DE L'INFANTICIDE MARIE FARRAR

Marie Farrar, venue au monde au mois d'avril,
Mineure, rachitique, orpheline, incolore,
Jusqu'alors, semble-t-il, irréprochable, aurait
Tué, voici comment, un enfant. Elle dit
Avoir au cours déjà de son deuxième mois,
Tenté, dans un sous-sol, auprès d'une matrone,
De le faire partir moyennant deux piqûres.
Avoir beaucoup souffert, mais ça ne sortit pas.
Mais vous, je vous en prie, n'entrez pas en courroux.
A toute créature, il faut l'aide de tous.


Elle aurait cependant, dit-elle, payé cash
Ce qui fut convenu, se serrait donc serrée,
Aurait bu de l'alcool, mis du poivre dedans,
Mais ça n'aurait servi qu'à la purger très fort.
Son ventre aurait grossi à vue d'œil, elle aurait
Souvent beaucoup souffert en lavant la vaisselle.
Elle-même, dit-elle, aurait encor grandi,
Elle aurait imploré Marie, tant espéré.
Donc, vous, je vous en prie, n'entrez pas en courroux.
A toute créature, il faut l'aide de tous.

[...]
Le même jour, dit-elle, de très bon matin,
En frottant l'escalier, c'est comme si des ongles
Etaient dans son ventre et griffaient : ça la secoue.
Elle parvient pourtant à cacher ses douleurs,
Pendant le jour, en mettant du linge à sécher,
Elle est à se casser la tête et puis découvre
Qu'elle est près d'accoucher et ça lui fait le cœur
Lourd aussitôt. Quand elle monte il est bien tard.
Mais vous, je vous en prie, n'entrez pas en courroux.
A toute créature, il faut l'aide de tous.


On s'en vint la chercher lorsqu'elle était couchée :
La neige était tombée, elle dut balayer.
Jusqu'à onze heures, ça dura. Longue journée.
Ce n'est que dans la nuit qu'elle put accoucher
Tranquillement. Ce fut, dit-elle, d'un garçon.
Il était, ce garçon, pareil à tous les autres,
Mais elle n'était pas pareille aux autres mères,
Bien que – il n'y a pas sujet à raillerie.
Donc, vous, je vous en prie, n'entrez pas en courroux.
A toute créature, il faut l'aide de tous.

[...]
Usant, dit-elle, alors de ses dernières forces,
Sa chambre étant glaciale aussi, elle aurait pu
Se traîner jusqu'aux cabinets et donc là ( quand ?
Elle ne le sait plus ) accoucher sans histoire,
Vers le matin. Elle n'aurait alors, dit-elle,
Plus su ni quoi, ni comme; tout engourdie de froid
( Il neigeait dans les cabinets des domestiques )
N'aurait pu qu'avec bien du mal tenir l'enfant.
Et vous, je vous en prie, n'entrez pas en courroux.
A toute créature, il faut l'aide de tous.

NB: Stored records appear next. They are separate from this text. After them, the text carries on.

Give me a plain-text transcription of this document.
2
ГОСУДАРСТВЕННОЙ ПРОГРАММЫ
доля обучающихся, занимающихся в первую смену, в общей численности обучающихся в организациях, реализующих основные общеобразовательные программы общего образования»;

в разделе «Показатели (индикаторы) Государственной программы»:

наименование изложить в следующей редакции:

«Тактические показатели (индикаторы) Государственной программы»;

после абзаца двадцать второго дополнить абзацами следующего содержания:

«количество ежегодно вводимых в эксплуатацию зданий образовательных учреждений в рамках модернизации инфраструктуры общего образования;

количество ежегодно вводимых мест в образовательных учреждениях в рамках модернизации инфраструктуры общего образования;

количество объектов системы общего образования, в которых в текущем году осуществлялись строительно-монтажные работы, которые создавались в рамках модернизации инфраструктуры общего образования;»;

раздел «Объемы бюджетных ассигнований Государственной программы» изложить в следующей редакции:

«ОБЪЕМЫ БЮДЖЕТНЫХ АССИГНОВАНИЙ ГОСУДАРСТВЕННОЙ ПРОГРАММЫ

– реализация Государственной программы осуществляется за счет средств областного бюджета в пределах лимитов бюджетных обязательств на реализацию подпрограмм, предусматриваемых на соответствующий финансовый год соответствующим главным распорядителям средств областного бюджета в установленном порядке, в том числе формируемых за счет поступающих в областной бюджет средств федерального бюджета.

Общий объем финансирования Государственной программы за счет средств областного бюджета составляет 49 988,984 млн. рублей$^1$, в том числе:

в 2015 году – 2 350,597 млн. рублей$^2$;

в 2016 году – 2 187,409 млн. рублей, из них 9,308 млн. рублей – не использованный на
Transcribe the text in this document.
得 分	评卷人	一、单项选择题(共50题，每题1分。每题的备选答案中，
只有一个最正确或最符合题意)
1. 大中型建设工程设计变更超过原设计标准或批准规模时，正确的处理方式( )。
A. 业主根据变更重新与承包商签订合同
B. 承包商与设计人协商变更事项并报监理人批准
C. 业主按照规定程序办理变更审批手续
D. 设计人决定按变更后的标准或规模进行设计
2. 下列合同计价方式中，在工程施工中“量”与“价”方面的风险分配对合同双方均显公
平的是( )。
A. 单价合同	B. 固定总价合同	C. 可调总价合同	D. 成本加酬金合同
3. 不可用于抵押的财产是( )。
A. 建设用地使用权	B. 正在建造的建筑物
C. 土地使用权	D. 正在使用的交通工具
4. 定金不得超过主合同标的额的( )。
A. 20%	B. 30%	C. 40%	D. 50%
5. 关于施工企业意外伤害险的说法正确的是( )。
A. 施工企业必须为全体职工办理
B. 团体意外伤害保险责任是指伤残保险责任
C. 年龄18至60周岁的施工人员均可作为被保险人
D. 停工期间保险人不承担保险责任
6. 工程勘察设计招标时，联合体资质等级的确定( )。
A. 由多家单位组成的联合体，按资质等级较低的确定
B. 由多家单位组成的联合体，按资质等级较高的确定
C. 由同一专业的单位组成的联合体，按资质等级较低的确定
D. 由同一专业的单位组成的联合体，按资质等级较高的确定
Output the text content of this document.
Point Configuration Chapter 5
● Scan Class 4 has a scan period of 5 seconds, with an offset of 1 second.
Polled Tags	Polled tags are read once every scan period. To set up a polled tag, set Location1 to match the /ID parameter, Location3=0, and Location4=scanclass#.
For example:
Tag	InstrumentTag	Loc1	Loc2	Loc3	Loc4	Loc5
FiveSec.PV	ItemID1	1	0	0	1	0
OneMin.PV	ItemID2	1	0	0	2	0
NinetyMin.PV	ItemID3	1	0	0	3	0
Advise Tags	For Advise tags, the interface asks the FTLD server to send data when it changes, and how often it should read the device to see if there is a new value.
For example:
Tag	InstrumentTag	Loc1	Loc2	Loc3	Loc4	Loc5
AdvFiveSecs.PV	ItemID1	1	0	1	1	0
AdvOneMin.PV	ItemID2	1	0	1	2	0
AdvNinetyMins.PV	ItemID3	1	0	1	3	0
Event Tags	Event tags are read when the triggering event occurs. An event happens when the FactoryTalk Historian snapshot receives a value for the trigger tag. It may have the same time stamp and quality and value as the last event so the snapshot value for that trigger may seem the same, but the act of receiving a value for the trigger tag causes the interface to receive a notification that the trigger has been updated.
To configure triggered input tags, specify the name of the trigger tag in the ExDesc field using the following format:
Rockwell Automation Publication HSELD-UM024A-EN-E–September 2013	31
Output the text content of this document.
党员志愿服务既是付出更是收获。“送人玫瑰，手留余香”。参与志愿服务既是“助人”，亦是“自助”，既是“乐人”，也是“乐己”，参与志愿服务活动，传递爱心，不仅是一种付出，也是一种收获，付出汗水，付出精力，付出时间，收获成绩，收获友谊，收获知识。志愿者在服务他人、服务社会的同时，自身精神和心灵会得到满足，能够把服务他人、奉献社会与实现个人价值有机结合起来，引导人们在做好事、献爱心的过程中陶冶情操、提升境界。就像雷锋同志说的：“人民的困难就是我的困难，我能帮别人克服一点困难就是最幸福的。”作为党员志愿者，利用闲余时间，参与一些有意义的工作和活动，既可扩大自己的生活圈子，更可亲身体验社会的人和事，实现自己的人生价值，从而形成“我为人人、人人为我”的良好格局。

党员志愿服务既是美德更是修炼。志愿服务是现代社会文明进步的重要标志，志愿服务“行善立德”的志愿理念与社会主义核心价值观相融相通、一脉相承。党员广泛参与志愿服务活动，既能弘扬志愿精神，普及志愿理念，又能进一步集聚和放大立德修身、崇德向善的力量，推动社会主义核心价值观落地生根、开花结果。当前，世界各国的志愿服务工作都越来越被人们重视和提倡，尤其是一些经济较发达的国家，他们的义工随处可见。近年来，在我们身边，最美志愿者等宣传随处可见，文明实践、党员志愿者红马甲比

Et c'est donc là, entre la chambre et les waters,
– Auparavant, dit-elle, rien – l'enfant se mit
A crier et cela l'aurait fâchée, dit-elle,
Tant que de ses deux poings, aveugle, sans arrêt,
Elle l'aurait frappé jusqu'à ce qu'il se taise.
Là-dessus, elle aurait simplement mis le mort
Près d'elle dans son lit pour terminer la nuit
Et caché la matin dans la buanderie.
Mais vous, je vous en prie, n'entrez pas en courroux.
A toute créature, il faut l'aide de tous.


Marie Farrar, venue au monde au mois d'avril,
Morte dans la maison d'arrêt à Meissen,
Fille-mère, jugée, témoigne devant vous
Des faiblesses qui sont dans toute créature.
Et vous qui dans des lits tout proprets accouchez
Et qui dites « béni » votre ventre engrossé,
Vous ne damnerez pas les faibles réprouvés,
Car grand fut son péché, mais forte sa souffrance.
C'est pourquoi, je vous en prie, n'entrez pas en courroux.
A toute créature, il faut l'aide de tous.


Guillevic

Ce poème est long, j'ai éliminé deux strophes (comme beaucoup de poèmes, faut l'entendre en le lisant).